JAKARTA, Pelitabanten.com – Entah apa yang ada di pikiran ibu Suhadah Warga Desa Waro Kecamatan Monta Kabupaten Bima ketika tahu bayi yang baru dilahirkannya harus meninggal dan jenazahnya dilarang diambil serta tidak diperbolehkan memakai ambulans Rumah Sakit untuk membawa jenazah bayinya pulang.
Pertanyaan itu mungkin tidak bisa kita jawab, apalagi oleh karyawan Rumah Sakit Umum Daerah Bima yang melakukan penahanan jenazah bayi dan pelarangan memakai ambulans.
Yang mudah ditebak adalah reaksi pimpinan Rumah Sakit dan Kepala Daerah dimana Rumah Sakit itu berdiri, yaitu meminta maaf. Kenapa? Karena kasus seperti ini bukan pertama kali terjadi dan tidak adanya sanksi tegas terhadap Rumah Sakit yang diberikan oleh Kepala Daerah maupun oleh Kementerian Kesehatan.
Saat pemilihan Kepala Daerah, isu yang selalu dijadikan pemikat warga adalah Kesehatan Gratis meski seringkali tanpa konsep yang jelas untuk pelaksanaannya. Yang terjadi justru pihak Rumah Sakit dipersulit ketika berbeda pandangan bahkan berbeda warna dengan si Kepala Daerah terpilih.
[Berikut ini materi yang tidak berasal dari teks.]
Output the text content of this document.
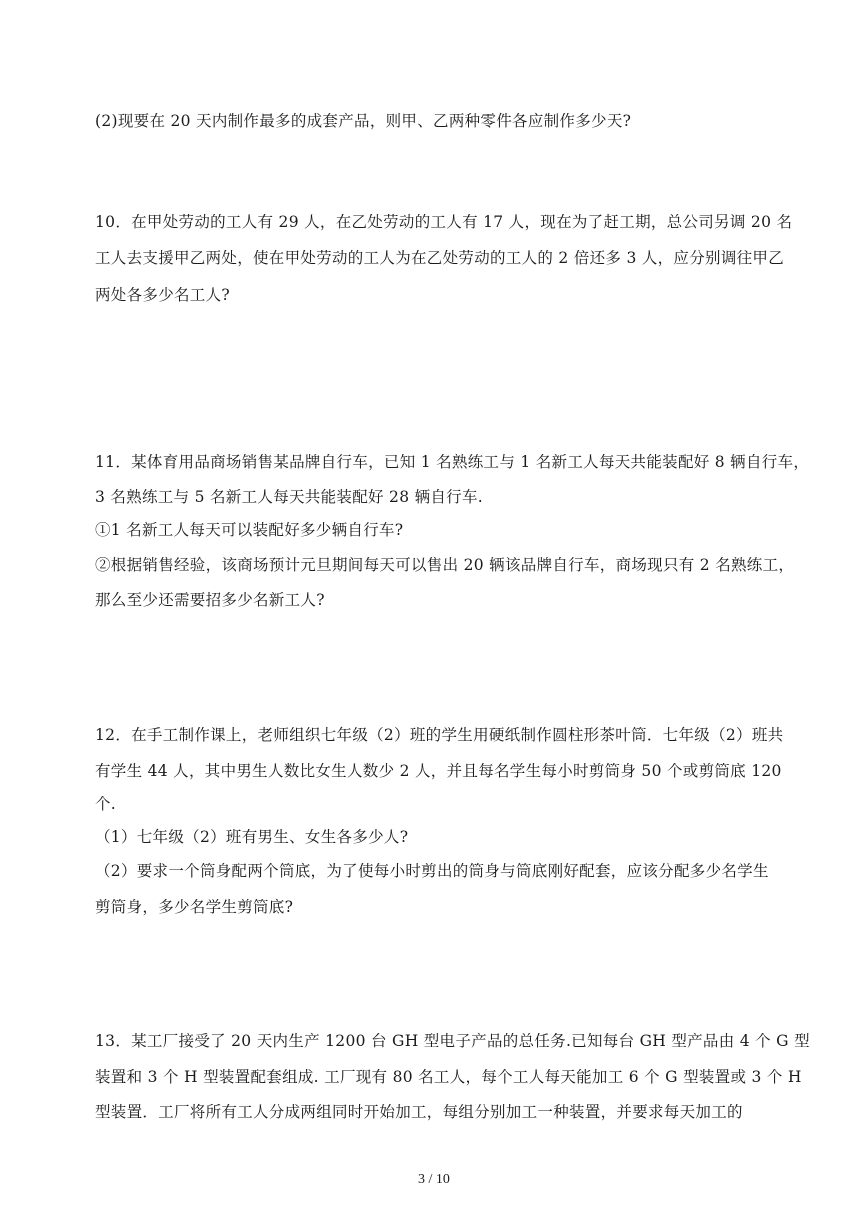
(2)现要在 20 天内制作最多的成套产品，则甲、乙两种零件各应制作多少天?
10．在甲处劳动的工人有 29 人，在乙处劳动的工人有 17 人，现在为了赶工期，总公司另调 20 名
工人去支援甲乙两处，使在甲处劳动的工人为在乙处劳动的工人的 2 倍还多 3 人，应分别调往甲乙
两处各多少名工人?
11．某体育用品商场销售某品牌自行车，已知 1 名熟练工与 1 名新工人每天共能装配好 8 辆自行车，
3 名熟练工与 5 名新工人每天共能装配好 28 辆自行车.
①1 名新工人每天可以装配好多少辆自行车?
②根据销售经验，该商场预计元旦期间每天可以售出 20 辆该品牌自行车，商场现只有 2 名熟练工，
那么至少还需要招多少名新工人?
12．在手工制作课上，老师组织七年级（2）班的学生用硬纸制作圆柱形茶叶筒．七年级（2）班共
有学生 44 人，其中男生人数比女生人数少 2 人，并且每名学生每小时剪筒身 50 个或剪筒底 120
个.
（1）七年级（2）班有男生、女生各多少人?
（2）要求一个筒身配两个筒底，为了使每小时剪出的筒身与筒底刚好配套，应该分配多少名学生
剪筒身，多少名学生剪筒底?
13．某工厂接受了 20 天内生产 1200 台 GH 型电子产品的总任务.已知每台 GH 型产品由 4 个 G 型
装置和 3 个 H 型装置配套组成. 工厂现有 80 名工人，每个工人每天能加工 6 个 G 型装置或 3 个 H
型装置．工厂将所有工人分成两组同时开始加工，每组分别加工一种装置，并要求每天加工的
3 / 10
Padahal untuk menyehatkan seluruh warganya, harus ada kerjasama dari semua pihak terkait.
Karena itu saya menghimbau pada rekan-rekan legislator di daerah agar mengkoreksi peraturan daerah tentang Kesehatan yang tidak berpihak pada masyarakat seperti pemberlakuan tarif ambulans dan permintaan uang di muka yang jelas bertentangan dengan Undang-Undang Nomor 44/2009 tentang Rumah Sakit pasal 29 ayat 1 huruf F dan Undang-Undang KESEHATAN Nomor 36/2009.
Kemudian patut ditunggu, apakah Menteri Kesehatan berani melakukan terobosan seperti yang diinginkan Presiden dari Kabinetnya? Jika tidak, maka sudah sepantasnya Presiden menegur keras Menkes, sebab tidak ada tawar-menawar perihal Kesehatan!
Dr. Ribka Tjiptaning P., AAK. dari Fraksi PDI Perjuangan Komisi-IX DPR RI berharap ini menjadi kasus yang terakhir dan Pemerintah Pusat mulai menggalakkan Revolusi Mental pada Kepala Daerah dan pihak Rumah Sakit di seluruh Daerah agar tidak melahirkan konglomerasi dengan cara memeras Rakyat!